UNRESOLVED ISSUES AND FUTURE PERSPECTIVES
In the national multicenter survey of 568 superficial head and neck SCC treated by ER in Japan, a total of 131 metachronous cancers arising in other organs were diagnosed in 96 patients (16.9%) in the follow‐up period. Surprisingly, 25 patients (26.0%) died of metachronous cancer arising in other organs. Specific sites of cancer among those 25 patients were esophageal cancer in 8 patients, lung cancer in six patients, colorectal cancer in three patients, gastric cancer in two patients, liver cancer in two patients, bile duct cancer in two patients, duodenal cancer in one patient, and ureteral cancer in one patient. 46 To improve the outcome of ER for superficial head and neck SCC, it is necessary to detect metachronous cancers arising in other organs at an early stage when they can be effectively treated. We are currently conducting a multicenter prospective cohort study examining the incidence of metachronous cancer in other organs according to the grade of LVL after curative ER of early esophageal cancer (UMIN000018608, JEC‐2 study), as well as a multicenter prospective cohort study in patients who undergo transoral surgery for superficial head and neck cancer (UMIN00000038275, TOS‐J 2 trial). Based on the results of these studies, we expect to be able to establish an effective surveillance method that will allow early detection and improved prognosis of metachronous cancers arising in other organs after ER for esophageal SCC and head and neck SCC.
CONCLUSIONS
This review focuses on alcohol consumption, multiple LVL, and field cancerization, mainly based on the JEC study. Risk factors for field cancerization provide opportunities for early diagnosis and minimally invasive treatment. Esophageal squamous cell precancerous lesions, which are endoscopically visualized as multiple LVL, can be transformed into cancer by risk factors. Once the risk factors are removed, precancerous lesions have the opportunity to remain still or revert to normal tissue. As the removal of the risk factors is a good choice for treating precancerous lesions, giving up drinking and smoking is beneficial for patients with precancerous conditions. Lifestyle guidance concerning alcohol consumption and cigarette smoking for esophageal precancerous conditions may play a pivotal role in decreasing the incidence and mortality of esophageal SCC.
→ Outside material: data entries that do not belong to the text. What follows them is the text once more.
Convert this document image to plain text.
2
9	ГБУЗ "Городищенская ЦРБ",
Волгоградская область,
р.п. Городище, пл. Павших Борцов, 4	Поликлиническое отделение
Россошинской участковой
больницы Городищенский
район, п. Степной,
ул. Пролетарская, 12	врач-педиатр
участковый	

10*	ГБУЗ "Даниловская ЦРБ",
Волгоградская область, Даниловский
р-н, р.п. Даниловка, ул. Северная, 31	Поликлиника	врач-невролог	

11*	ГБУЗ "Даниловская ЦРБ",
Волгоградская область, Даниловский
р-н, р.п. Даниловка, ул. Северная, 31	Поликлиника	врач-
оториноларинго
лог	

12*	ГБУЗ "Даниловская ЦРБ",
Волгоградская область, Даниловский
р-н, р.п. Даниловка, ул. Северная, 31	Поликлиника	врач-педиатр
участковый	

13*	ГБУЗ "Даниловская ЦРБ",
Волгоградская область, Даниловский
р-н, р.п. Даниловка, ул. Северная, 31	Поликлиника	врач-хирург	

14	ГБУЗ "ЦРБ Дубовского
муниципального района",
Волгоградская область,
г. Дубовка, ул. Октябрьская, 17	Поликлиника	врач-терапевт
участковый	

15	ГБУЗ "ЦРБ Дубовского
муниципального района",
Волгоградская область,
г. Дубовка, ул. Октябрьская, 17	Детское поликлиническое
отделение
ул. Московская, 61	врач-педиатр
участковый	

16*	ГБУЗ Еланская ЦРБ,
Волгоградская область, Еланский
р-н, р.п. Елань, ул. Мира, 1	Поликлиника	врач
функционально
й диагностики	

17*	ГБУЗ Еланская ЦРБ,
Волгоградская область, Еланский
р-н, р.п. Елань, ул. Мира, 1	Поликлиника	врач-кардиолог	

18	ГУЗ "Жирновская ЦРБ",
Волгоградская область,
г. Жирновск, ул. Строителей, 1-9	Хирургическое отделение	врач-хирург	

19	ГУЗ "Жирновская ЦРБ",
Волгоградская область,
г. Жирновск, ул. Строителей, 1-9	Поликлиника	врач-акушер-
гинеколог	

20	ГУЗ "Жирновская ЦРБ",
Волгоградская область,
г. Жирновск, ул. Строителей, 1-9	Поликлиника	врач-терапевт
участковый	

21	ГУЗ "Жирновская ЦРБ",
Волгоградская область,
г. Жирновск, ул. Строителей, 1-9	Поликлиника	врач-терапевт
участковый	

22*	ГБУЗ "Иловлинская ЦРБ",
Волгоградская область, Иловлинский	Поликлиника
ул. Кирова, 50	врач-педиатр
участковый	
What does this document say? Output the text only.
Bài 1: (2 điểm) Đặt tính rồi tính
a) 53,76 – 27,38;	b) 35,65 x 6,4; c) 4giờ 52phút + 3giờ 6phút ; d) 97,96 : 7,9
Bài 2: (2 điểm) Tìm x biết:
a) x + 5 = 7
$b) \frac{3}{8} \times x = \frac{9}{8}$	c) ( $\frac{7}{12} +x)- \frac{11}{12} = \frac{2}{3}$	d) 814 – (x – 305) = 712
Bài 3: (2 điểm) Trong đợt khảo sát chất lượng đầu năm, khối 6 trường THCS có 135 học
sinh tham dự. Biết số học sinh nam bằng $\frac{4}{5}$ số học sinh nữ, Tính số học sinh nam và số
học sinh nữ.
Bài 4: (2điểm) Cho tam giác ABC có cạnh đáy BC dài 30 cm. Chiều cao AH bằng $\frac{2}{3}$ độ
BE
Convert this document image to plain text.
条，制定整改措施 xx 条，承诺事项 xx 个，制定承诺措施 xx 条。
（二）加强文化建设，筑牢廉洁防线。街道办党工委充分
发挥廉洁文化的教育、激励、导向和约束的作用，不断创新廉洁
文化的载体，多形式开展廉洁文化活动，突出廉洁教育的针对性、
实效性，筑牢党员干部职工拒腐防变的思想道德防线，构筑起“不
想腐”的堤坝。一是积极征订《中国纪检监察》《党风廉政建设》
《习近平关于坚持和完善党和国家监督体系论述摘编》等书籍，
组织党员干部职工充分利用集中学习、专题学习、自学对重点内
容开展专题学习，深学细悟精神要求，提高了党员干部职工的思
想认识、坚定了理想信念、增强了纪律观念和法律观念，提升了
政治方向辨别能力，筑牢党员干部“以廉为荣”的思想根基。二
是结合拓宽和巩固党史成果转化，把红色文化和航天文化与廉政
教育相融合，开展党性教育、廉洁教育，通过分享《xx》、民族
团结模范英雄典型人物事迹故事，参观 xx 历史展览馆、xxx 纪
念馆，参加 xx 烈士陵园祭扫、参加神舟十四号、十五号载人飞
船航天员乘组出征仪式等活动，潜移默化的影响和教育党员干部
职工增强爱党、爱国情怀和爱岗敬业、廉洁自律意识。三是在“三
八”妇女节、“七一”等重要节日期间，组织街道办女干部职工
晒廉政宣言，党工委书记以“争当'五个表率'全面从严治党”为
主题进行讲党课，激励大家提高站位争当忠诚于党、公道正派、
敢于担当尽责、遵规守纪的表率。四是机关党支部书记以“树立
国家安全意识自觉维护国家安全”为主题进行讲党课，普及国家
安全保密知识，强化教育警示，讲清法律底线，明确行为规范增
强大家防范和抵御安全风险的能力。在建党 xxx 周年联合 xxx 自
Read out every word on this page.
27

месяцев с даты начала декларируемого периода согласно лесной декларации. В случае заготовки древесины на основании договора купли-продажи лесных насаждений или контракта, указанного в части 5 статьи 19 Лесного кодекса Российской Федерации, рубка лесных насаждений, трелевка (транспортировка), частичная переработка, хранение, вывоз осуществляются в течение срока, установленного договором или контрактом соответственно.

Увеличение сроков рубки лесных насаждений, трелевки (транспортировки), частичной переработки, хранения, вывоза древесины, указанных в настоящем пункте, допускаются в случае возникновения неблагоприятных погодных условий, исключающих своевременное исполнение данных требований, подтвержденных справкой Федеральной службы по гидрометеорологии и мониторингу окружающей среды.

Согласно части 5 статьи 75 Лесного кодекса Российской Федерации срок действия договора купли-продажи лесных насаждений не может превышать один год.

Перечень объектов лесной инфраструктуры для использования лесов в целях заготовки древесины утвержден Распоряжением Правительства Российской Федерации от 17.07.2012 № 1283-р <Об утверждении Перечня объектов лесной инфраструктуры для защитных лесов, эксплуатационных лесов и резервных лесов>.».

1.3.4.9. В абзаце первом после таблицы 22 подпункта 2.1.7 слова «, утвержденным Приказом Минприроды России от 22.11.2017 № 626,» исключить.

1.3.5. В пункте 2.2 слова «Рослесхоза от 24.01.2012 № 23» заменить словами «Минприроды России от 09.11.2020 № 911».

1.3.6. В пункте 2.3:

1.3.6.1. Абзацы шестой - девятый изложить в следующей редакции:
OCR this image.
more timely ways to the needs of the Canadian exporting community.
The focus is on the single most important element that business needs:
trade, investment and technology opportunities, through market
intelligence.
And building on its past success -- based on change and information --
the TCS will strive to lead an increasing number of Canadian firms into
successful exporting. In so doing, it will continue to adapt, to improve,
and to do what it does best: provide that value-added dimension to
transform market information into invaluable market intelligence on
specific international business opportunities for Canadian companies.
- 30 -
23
CONFLICT OF INTEREST STATEMENT
None.
ACKNOWLEDGMENTS
We would like to thank all the investigators who cooperated in recruiting patients to all the participating institutions. We also thank Minae Nishiguchi and Naomi Kusaka who supported data management at the Medical Research Support Corporation (Osaka, Japan).
Funding information
This work was supported by JSPS KAKENHI Grant No. JP17K09093 and a grant from the National Cancer Center Research and Development Fund 36 by the Ministry of Health, Labour, and Welfare of Japan.